Roasted 1 year ago based on Arinjay's long term Spotify stats.
Hey Arinjay, I see your Spotify profile looks like a cultural buffet that's been left out in the sun for too long. You've got a playlist that screams "I love India and avoid diversity like the plague." With favorites like "Punjabi Hip Hop," I’m just waiting for your ex to drop a diss track titled “I Should Have Stuck to Bollywood.” Sounds like your Spotify is more Indian wedding than serious music taste. Honestly, at this rate, you should slap a “Danger: Overexposure to overproduced beats” warning label on your account. And let's talk about those top artists—seriously, did you fall down an Indian music rabbit hole with the same grace as a drunk elephant? Sure, we all love a good Pritam jam, but you've got so much Punjabi Pop that I half-expect to see a tractor pull up every time you hit "play." Not to mention Taylor Swift awkwardly crash-landing on your list, like the one foreign cousin who shows up to Diwali and ruins the vibe.
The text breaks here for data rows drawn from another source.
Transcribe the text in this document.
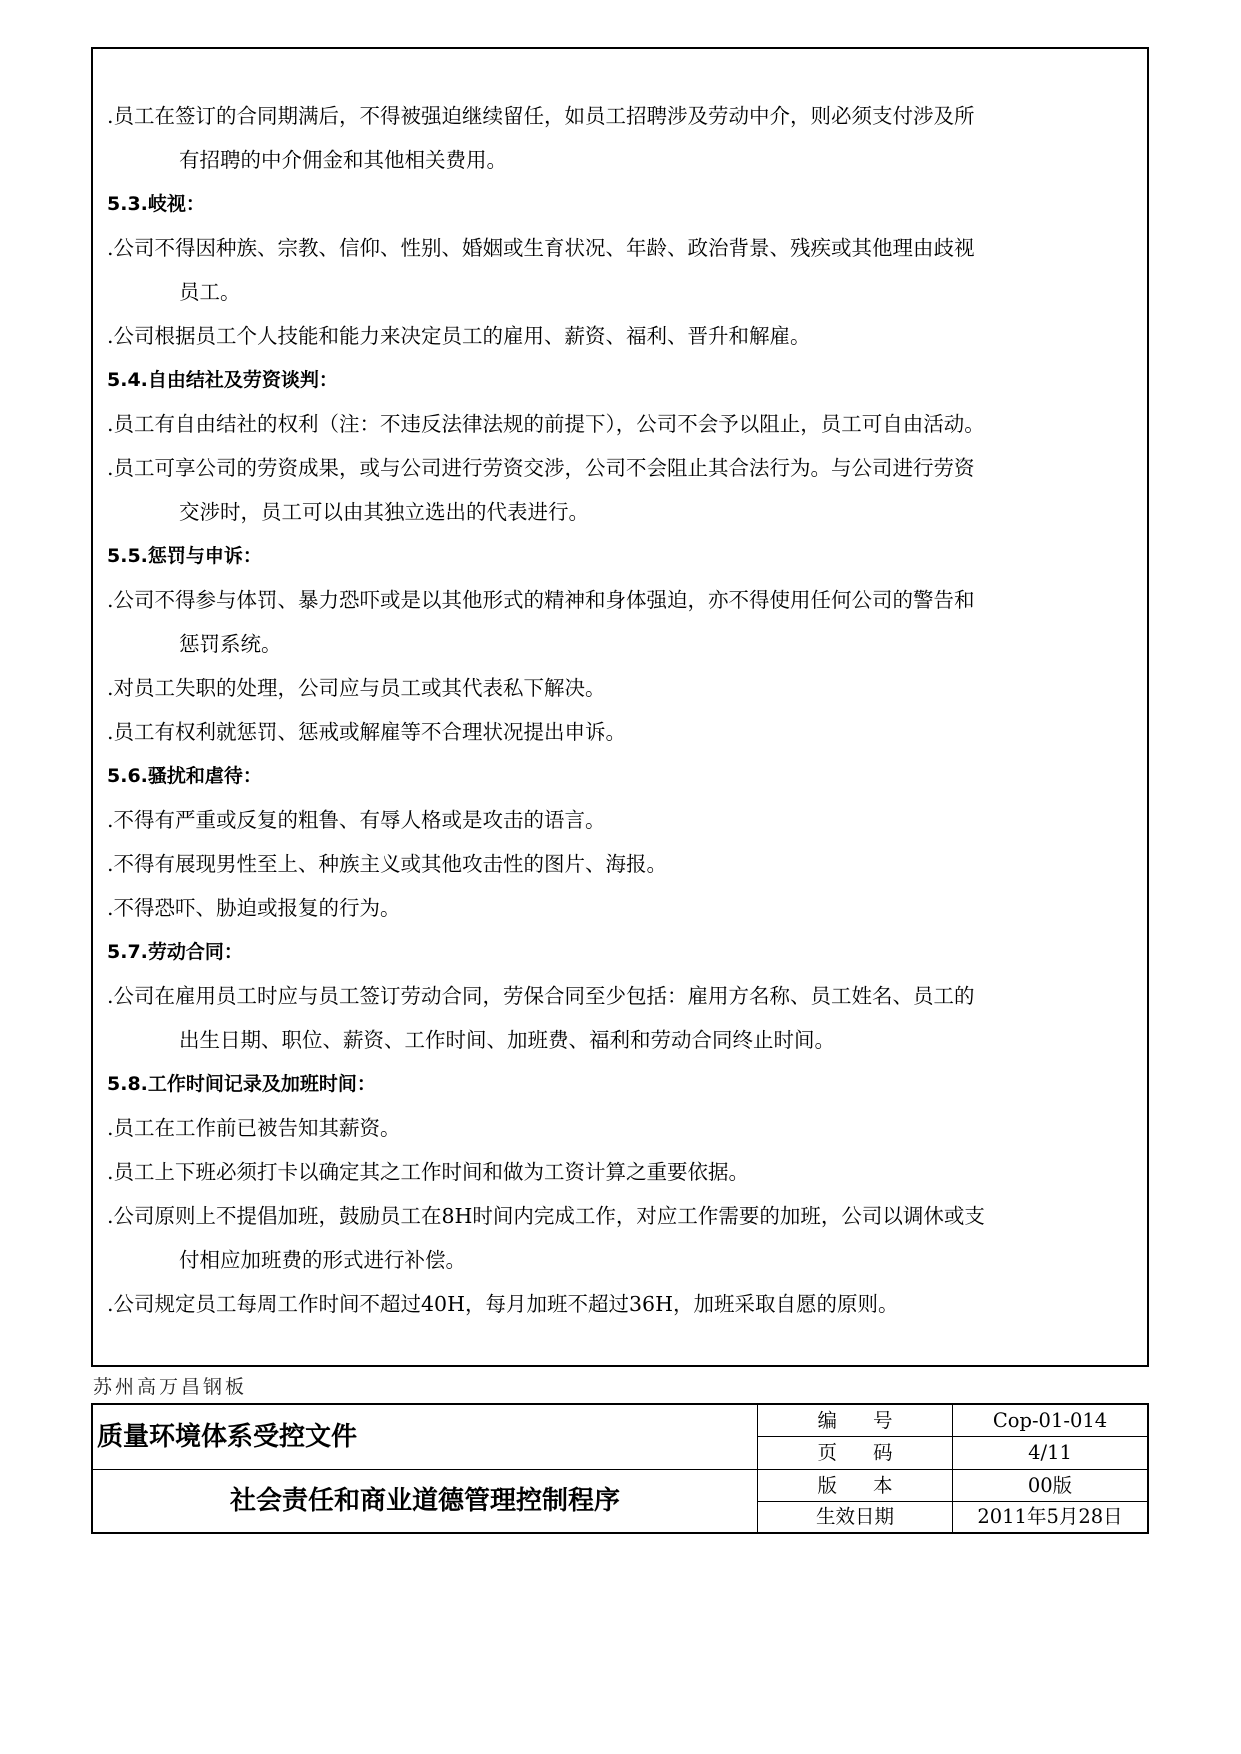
.员工在签订的合同期满后，不得被强迫继续留任，如员工招聘涉及劳动中介，则必须支付涉及所

有招聘的中介佣金和其他相关费用。

5.3.岐视：

.公司不得因种族、宗教、信仰、性别、婚姻或生育状况、年龄、政治背景、残疾或其他理由歧视

员工。

.公司根据员工个人技能和能力来决定员工的雇用、薪资、福利、晋升和解雇。

5.4.自由结社及劳资谈判：

.员工有自由结社的权利（注：不违反法律法规的前提下），公司不会予以阻止，员工可自由活动。

.员工可享公司的劳资成果，或与公司进行劳资交涉，公司不会阻止其合法行为。与公司进行劳资

交涉时，员工可以由其独立选出的代表进行。

5.5.惩罚与申诉：

.公司不得参与体罚、暴力恐吓或是以其他形式的精神和身体强迫，亦不得使用任何公司的警告和

惩罚系统。

.对员工失职的处理，公司应与员工或其代表私下解决。

.员工有权利就惩罚、惩戒或解雇等不合理状况提出申诉。

5.6.骚扰和虐待：

.不得有严重或反复的粗鲁、有辱人格或是攻击的语言。

.不得有展现男性至上、种族主义或其他攻击性的图片、海报。

.不得恐吓、胁迫或报复的行为。

5.7.劳动合同：

.公司在雇用员工时应与员工签订劳动合同，劳保合同至少包括：雇用方名称、员工姓名、员工的

出生日期、职位、薪资、工作时间、加班费、福利和劳动合同终止时间。

5.8.工作时间记录及加班时间：

.员工在工作前已被告知其薪资。

.员工上下班必须打卡以确定其之工作时间和做为工资计算之重要依据。

.公司原则上不提倡加班，鼓励员工在8H时间内完成工作，对应工作需要的加班，公司以调休或支

付相应加班费的形式进行补偿。

.公司规定员工每周工作时间不超过40H，每月加班不超过36H，加班采取自愿的原则。

苏州高万昌钢板
质量环境体系受控文件
社会责任和商业道德管理控制程序
编号	Cop-01-014
页码	4/11
版本	00版
生效日期	2011年5月28日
Sweetheart, danger signs are flashing. You need intervention before you accidentally build a Bhangra remix of “All Too Well.” Your most played songs list is just a wild ride of confusion, mate! "Mahamrityunjay Mantra Jaap Mala"? Wow, nothing says 'party' like chanting for eternal life! If the goal was to make me question whether you're planning a night out or a meditation retreat, you nailed it! "Mockingbird - Sped Up" just makes me wonder if you forgot what speed really means — your taste is slower than a snail trudging through molasses. At this point, I think your Spotify is one album drop away from transforming into a worship playlist for your non-existent talisman collection.
Roasts are purely for fun and entertainment. They're not meant to be taken seriously. Enjoy the laughs, but remember your music taste is uniquely yours!